I smiled. "That is good to hear, even from a Dream-Being. I suppose that is my subconscious wish for Fairness in the afterlife speaking. I will reflect upon my need for affirmation, I think." I closed my eyes again and settled back into my meditation, once more circulating my spirit through my body and mind, then my mind through my body and spirit, and my body through my mind and spirit.

He sat still for several decades, and then hummed. "I suppose... I could Prove it? That you are in the Spirit Realm?"

"You cannot." I refuted calmly.

He chuckled loudly, slapping his belly. "I contest!!! Your mind is made of Iron, and your Body and Spirit as well, these are all impressive, but I can prove to you that you are in the Spirit Realm! And I will do so by simply answering a question you can't answer yourself! Therefore, your mind could not have created the answer, and I must be an outside force, and you must be outside of your own mind!" He reasoned.

I hummed. "That does sound correct; my mind cannot create knowledge... though there's the possibility my mind could create something totally outlandish, and there would be no proof here to prove or disprove it... no, you still cannot convince me." I shook my head, coming to a conclusion.

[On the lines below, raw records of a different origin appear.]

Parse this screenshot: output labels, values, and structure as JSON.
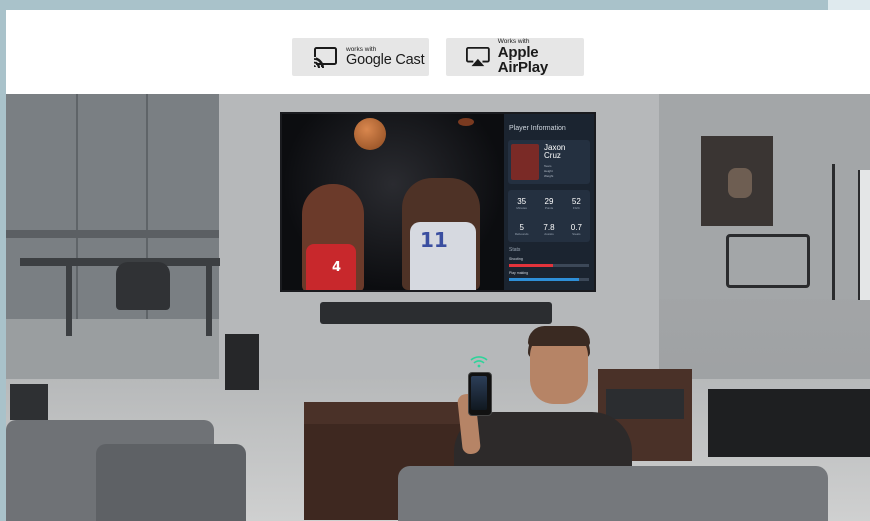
{
  "badges": {
    "google_cast": {
      "small": "works with",
      "big": "Google Cast"
    },
    "airplay": {
      "small": "Works with",
      "big": "Apple AirPlay"
    }
  },
  "tv": {
    "game": {
      "jersey_left": "4",
      "jersey_right": "11"
    },
    "panel": {
      "status_left": "",
      "status_right": "",
      "title": "Player Information",
      "player_name_first": "Jaxon",
      "player_name_last": "Cruz",
      "meta": [
        {
          "label": "Team",
          "value": ""
        },
        {
          "label": "Height",
          "value": ""
        },
        {
          "label": "Weight",
          "value": ""
        }
      ],
      "stats": [
        {
          "value": "35",
          "label": "Minutes"
        },
        {
          "value": "29",
          "label": "Points"
        },
        {
          "value": "52",
          "label": "FG%"
        },
        {
          "value": "5",
          "label": "Rebounds"
        },
        {
          "value": "7.8",
          "label": "Assists"
        },
        {
          "value": "0.7",
          "label": "Steals"
        }
      ],
      "stats_title": "Stats",
      "bars": [
        {
          "label": "Shooting",
          "value": 0.55,
          "color": "#e2333b"
        },
        {
          "label": "Play making",
          "value": 0.88,
          "color": "#2e8fd8"
        }
      ]
    }
  },
  "colors": {
    "frame": "#a9c2ca",
    "badge_bg": "#e6e6e6",
    "panel_bg": "#1b2430"
  }
}
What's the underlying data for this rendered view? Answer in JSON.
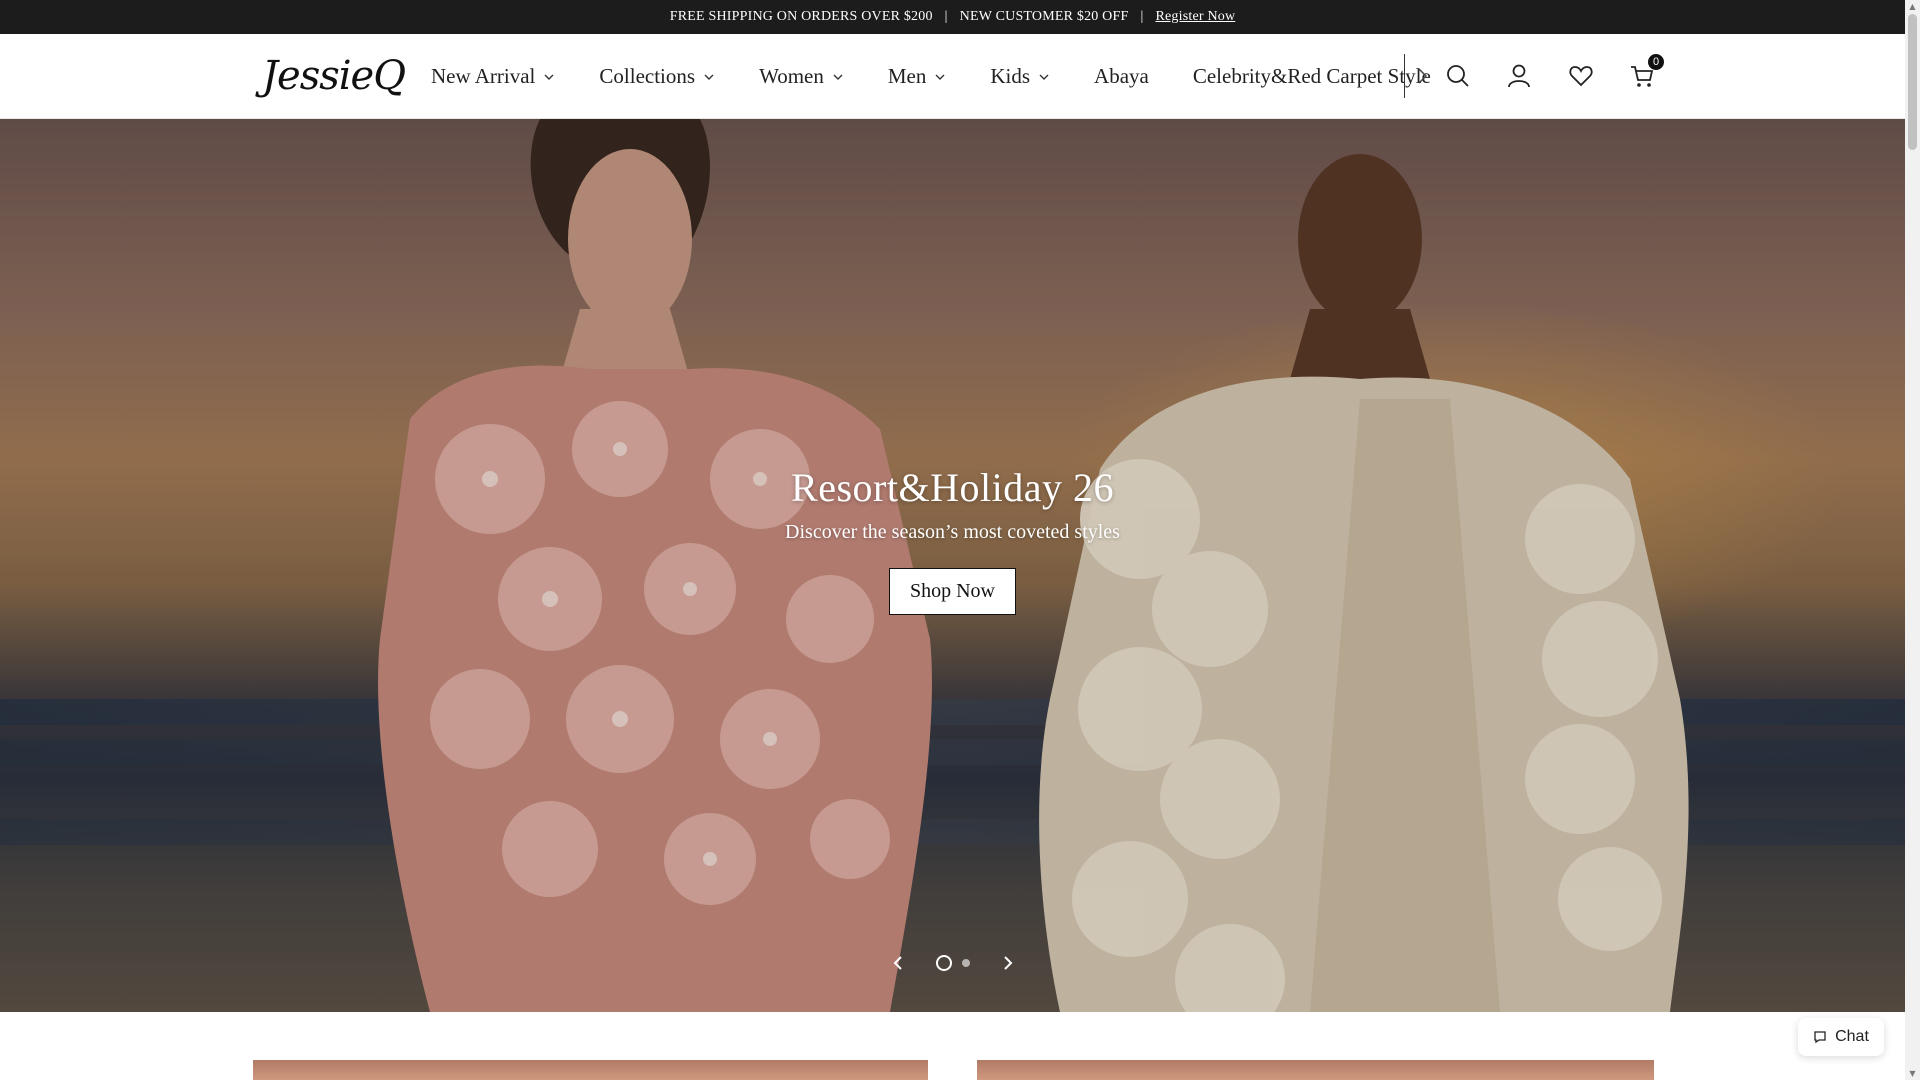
{
  "announcement": {
    "shipping": "FREE SHIPPING ON ORDERS OVER $200",
    "separator": "|",
    "new_customer": "NEW CUSTOMER $20 OFF",
    "register_link": "Register Now"
  },
  "header": {
    "logo_text": "JessieQ",
    "nav": [
      {
        "label": "New Arrival",
        "has_dropdown": true
      },
      {
        "label": "Collections",
        "has_dropdown": true
      },
      {
        "label": "Women",
        "has_dropdown": true
      },
      {
        "label": "Men",
        "has_dropdown": true
      },
      {
        "label": "Kids",
        "has_dropdown": true
      },
      {
        "label": "Abaya",
        "has_dropdown": false
      },
      {
        "label": "Celebrity&Red Carpet Style",
        "has_dropdown": false
      }
    ],
    "icons": [
      "chevron-right-icon",
      "search-icon",
      "account-icon",
      "heart-icon",
      "cart-icon"
    ],
    "cart_count": "0"
  },
  "hero": {
    "title": "Resort&Holiday 26",
    "subtitle": "Discover the season’s most coveted styles",
    "button_label": "Shop Now",
    "slide_count": 2,
    "active_slide": 1
  },
  "chat": {
    "label": "Chat"
  },
  "colors": {
    "announcement_bg": "#1c1c1c",
    "text": "#1a1a1a",
    "button_bg": "#ffffff"
  }
}
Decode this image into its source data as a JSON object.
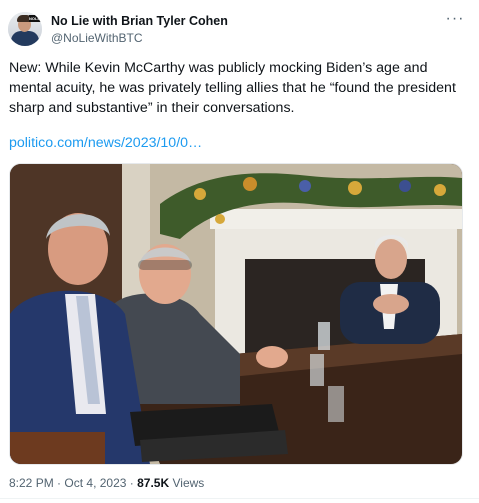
{
  "author": {
    "name": "No Lie with Brian Tyler Cohen",
    "handle": "@NoLieWithBTC",
    "avatar_badge": "NOLIE"
  },
  "tweet": {
    "text": "New: While Kevin McCarthy was publicly mocking Biden’s age and mental acuity, he was privately telling allies that he “found the president sharp and substantive” in their conversations.",
    "link": "politico.com/news/2023/10/0…",
    "more_icon": "ellipsis-icon"
  },
  "meta": {
    "time": "8:22 PM",
    "separator": "·",
    "date": "Oct 4, 2023",
    "views_count": "87.5K",
    "views_label": "Views"
  }
}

He nodded. "That is true... then I shall simply ask a question, and you may think on it, as I return you to the Mortal Plane. My question is thus: 'What is Ego?'"

I opened my mouth to respond, and then frowned at a sudden pull, in my stomach, like a gnawing, hungry ache. 'I must be waking up, because I haven't eaten breakfast... I wonder if the hospital has good food?' I hummed.

My eyes closed of my own accord, and I felt my Soul rejoin my physical body.

I took a deep breath, and then opened my eyes, surprised by the crisp forest smells in the single breath. I gasped softly, at the view of a majestic mountain, covered all in Veridic Forest and burbling rivers and streams.

"Little Sage? Are you Well?" A woman's voice asked hesitantly in soft English.